Côté flamand, le CD&V, le sp.a et Groen ont appelé à négocier.  Mais "pour la N-VA, c’est beaucoup moins évident" de repartir dans des pourparlers avec les mêmes partenaires, estime Pierre Vercauteren. Dans le cas d’une reprise des négociations, les sept partis devront déterminer si la note De Wever peut servir ou pas de base de travail. Dans un tel contexte, aboutir à un compromis apparaît un rêve lointain.

 

L’arrivée des libéraux. Peu probable. Elle bute toujours sur la volonté de plusieurs partis d’écarter le MR et l’Open VLD.  "PS, cdH et Ecolo n’en veulent pas mais il faut souligner que, hormis la N-VA, les autres partis flamands n’en veulent pas non plus, pour des motifs socio-économiques mais aussi parce qu’un accord communautaire ne sera pas plus simple en réunissant, entre autres, Bart De Wever et Olivier Maingain", souligne Pierre Vercauteren.

Autre argument contre: la volonté libérale de chambouler les gouvernements régionaux ajouterait de l’instabilité à l’instabilité. Arguments pour: la formule à sept ayant échoué (plusieurs fois), il est temps d’essayer autre chose. Puis, Didier Reynders propose une autre méthode de travail (voir ce que francophones et néerlandophones veulent faire ensemble). Enfin, les trois autres partis francophones peuvent trouver intéressant de constituer un "front" francophone face à l’unité affichée par le camp flamand. Elio Di Rupo a d’ailleurs souligné hier qu’il allait organiser une concertation à quatre.

 

De nouvelles élections. Pour sortir de l’impasse, faut-il retourner aux urnes? "Le PS est totalement opposé à de nouvelles élections", a martelé Elio Di Rupo.  Même son de cloche au cdH. Les autres partis sont sur la même longueur d’ondes.

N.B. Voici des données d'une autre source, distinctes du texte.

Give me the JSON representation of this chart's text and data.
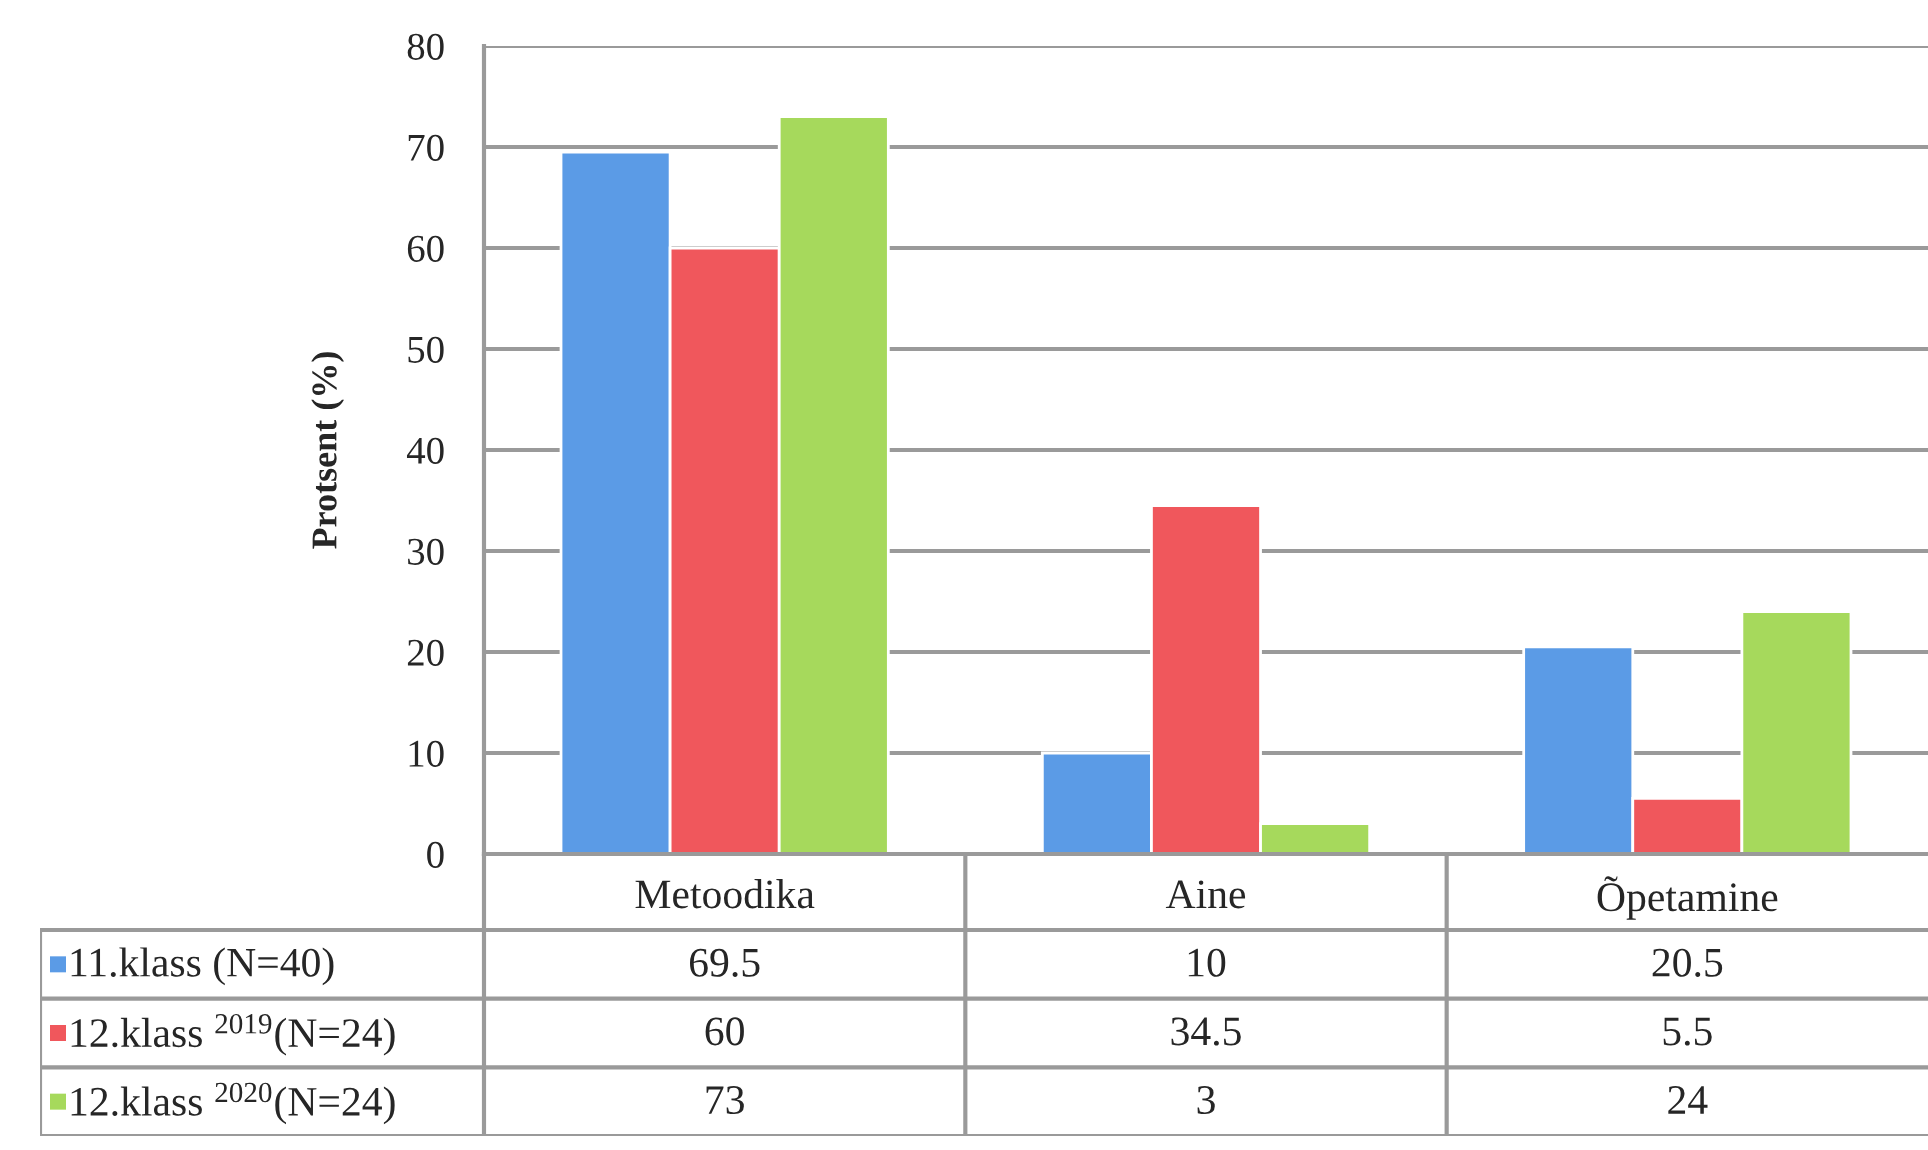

Du moins officiellement.  "La seule formation qui envisage davantage cette solution sans l’avouer explicitement, c’est la N-VA", souligne Pierre Vercauteren. "On peut se demander si un des objectifs de cette note n’est pas de conduire le pays à une impasse et de forcer l’organisation de nouvelles élections dans un climat de confrontation communautaire", a accusé Di Rupo. Un nouveau scrutin risquerait de radicaliser encore davantage les positions. Mais si aucune autre solution n’émerge, ce sera un dernier recours. De plus en plus d’observateurs ne voient plus d’autre solution. La voie est ouverte. Les prises de position musclées des uns et des autres montrent que chacun s’y prépare.

 

Un gouvernement Leterme III. Octroyer des compétences plus larges que les "affaires courantes" au gouvernement démissionnaire: l’idée a été émise par Bart De Wever lui-même il y a deux semaines. Mais le CD&V — parti de l’actuel Premier ministre — n’en veut pas. Du reste, ce "gouvernement d’urgence" ne résoudrait pas le contentieux communautaire. "Ce n’est pas à exclure mais le fruit n’est pas encore mûr", estime Pierre Vercauteren. Plus le temps passe, plus cette solution s’imposera par nécessité. Surtout si les marchés financiers font montre de nervosité sur la situation budgétaire de la Belgique.

 

L’Union nationale. Un gouvernement rassemblant tous les partis démocratiques à l’exception de la N-VA est une possibilité. Théorique. "Aussi longtemps que le CD&V a une attitude de suivisme étroit vis-à-vis de la N-VA, ce n’est pas envisageable", tranche Pierre Vercauteren. Or, tous les partis et éditorialistes flamands se sont rangés derrière le pseudo-compromis de De Wever. Ce dernier reste donc plus que jamais le maître du jeu en Flandre.

 

Une consultation populaire. "L’idée grandit mais on n’en est pas encore là", résume Pierre Vercauteren. Ce référendum poserait aussi beaucoup de problèmes.  "Il faudrait s’entendre sur les questions à poser et sur l’interprétation à donner aux résultats. Que se passerait-il si les opinions donnent des vues divergentes en Flandre, à Bruxelles et en Wallonie? C’est risqué", explique le politologue. 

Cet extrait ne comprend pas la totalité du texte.